A Wiccan of 25 years, Sage likes to put her background as a writer and teacher to use by helping people learn about this NeoPagan path.
Wicca for Teens
So you’ve gotten over one hurdle—your parents are okay with you learning and practicing Wicca. That’s great! It’s good to know that your parents are educated, open-minded, and trust you to explore your spirituality. Other kids have to struggle and compromise until they’re adults and out of the house.
But now you face a new hurdle—your parents won’t let you burn things in your room. And all the Wicca 101 books and websites instruct you to have candles—multiple candles—on the altar. They also tell you to use incense—more burning! To top it off, one of the main tools of Wicca is an athame—a dagger! Ack! The frustration!

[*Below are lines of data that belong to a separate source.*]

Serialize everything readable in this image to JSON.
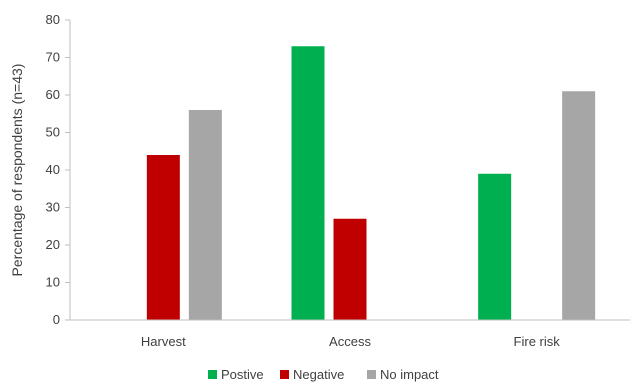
{
  "chart_data": {
    "type": "bar",
    "title": "",
    "xlabel": "",
    "ylabel": "Percentage of respondents (n=43)",
    "ylim": [
      0,
      80
    ],
    "yticks": [
      0,
      10,
      20,
      30,
      40,
      50,
      60,
      70,
      80
    ],
    "grid": false,
    "legend_position": "bottom",
    "categories": [
      "Harvest",
      "Access",
      "Fire risk"
    ],
    "series": [
      {
        "name": "Postive",
        "color": "#00b050",
        "values": [
          0,
          73,
          39
        ]
      },
      {
        "name": "Negative",
        "color": "#c00000",
        "values": [
          44,
          27,
          0
        ]
      },
      {
        "name": "No impact",
        "color": "#a6a6a6",
        "values": [
          56,
          0,
          61
        ]
      }
    ]
  }
}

So what do you do in this situation? Well, obviously you can’t be Wiccan without candles and athames—wait, just kidding! Of course, you can!
Wicca is a religion, and religion is at its core about you, your Gods, and living a life based on certain principles and tenets. It’s not about which tools are on your altar. If your parents don’t want you playing with fire and blades in your room, there’s a very good reason for it: safety. There are plenty of ways to get around using these common ritual tools without defying your parents.
Wicca Without Candles
Candles are usually symbolic of different things on the Wiccan altar. Often they are used to represent God and Goddess. Instead of candles, consider putting a different symbol there. You might use a small statue (look around the thrift shops, you may be surprised at what you find!). Remember that it’s not just statues of the Gods themselves that can represent your deities—you may worship Athena, in which case a small owl statue would be perfect. Or maybe you worship Ra, the Egyptian Sun God—in which case, a sunstone is quite appropriate. Another option is to look online for images of your God and Goddess, print them out, put them in frames, and put the framed photos on the altar. This is an easy and inexpensive way to decorate your altar without any flames.
If you love the look of candles on the altar, get electric or battery-powered candles. Alternatively, you could use night lights or small lamps. These are good not just for representing the deities and bringing that great atmosphere to your altar, but also for representing the element of fire. Electricity and light are symbols of fire—so it’s entirely appropriate to use bulbs instead of flames.
Other symbols for fire you might use include lava rocks, red jasper, amber, sun or star images, sun or star figurines, “fake fire” (such as those sold around Halloween), or a figure of an animal associated with fire (salamanders, snakes, lions, etc.).
Read More From Exemplore
Wicca Without Incense
The whole point of incense is to use the power of scent—which is very evocative—to help promote the right state of mind for ritual (ritual consciousness). There are ways other than incense to bring scent into your ritual.
Scent sticks in bottles of oil are one option, but you can also purchase essential oils and use them in a small electric oil diffuser. A diffuser has a place for you to put oil, and when you turn it on, it heats up to convert the moisture in it to steam, diffusing the scent into the room. If you don’t have a diffuser, place a cotton ball in a tiny bowl and put a few drops of oil on it. This will infuse the scent in the room.
Another alternative is potpourri—keep a basket or herbal sachet on the altar and replace it when the scent goes dull. You can even make these yourself by mixing fresh and dried herbs, wood chips, fruit peels, and essential oils. You might also want a potpourri electric crockpot, in which you add water and potpourri. Turn it on, and it heats up, steaming the room with the lovely scents you put in there.
Wicca Without Blades
Though the athame—the ritual knife—is a standard tool of Wicca used for directing energy, it’s not irreplaceable. You can omit it altogether if you like—use a wand. A wand is easy enough for you to make—just find a nice stick from a tree you love and decorate it a bit if you want. The wand is a gentler tool than the athame but serves the same purpose—directing energy.
Your finger, incidentally, also can be used for the same purpose. If you want something a little more blade-like, but is legal for a minor to have, consider getting a fancy letter opener.
Meaning Over Material
Don’t hesitate to look around the house and make your own substitutions. What it all comes down to is this: is your tool meaningful to you? Does it help promote ritual consciousness? Does it do the job that you need doing? If so, then don’t hesitate to use your instincts for such things.
Your parents are already more understanding than most by allowing you to explore your spirituality in your own way. Meet them halfway, and respect their house rules. You’ll find you can focus on your religion a lot better when you’re getting into it peacefully, rather than fighting with parents about it.
This content is accurate and true to the best of the author’s knowledge and is not meant to substitute for formal and individualized advice from a qualified professional.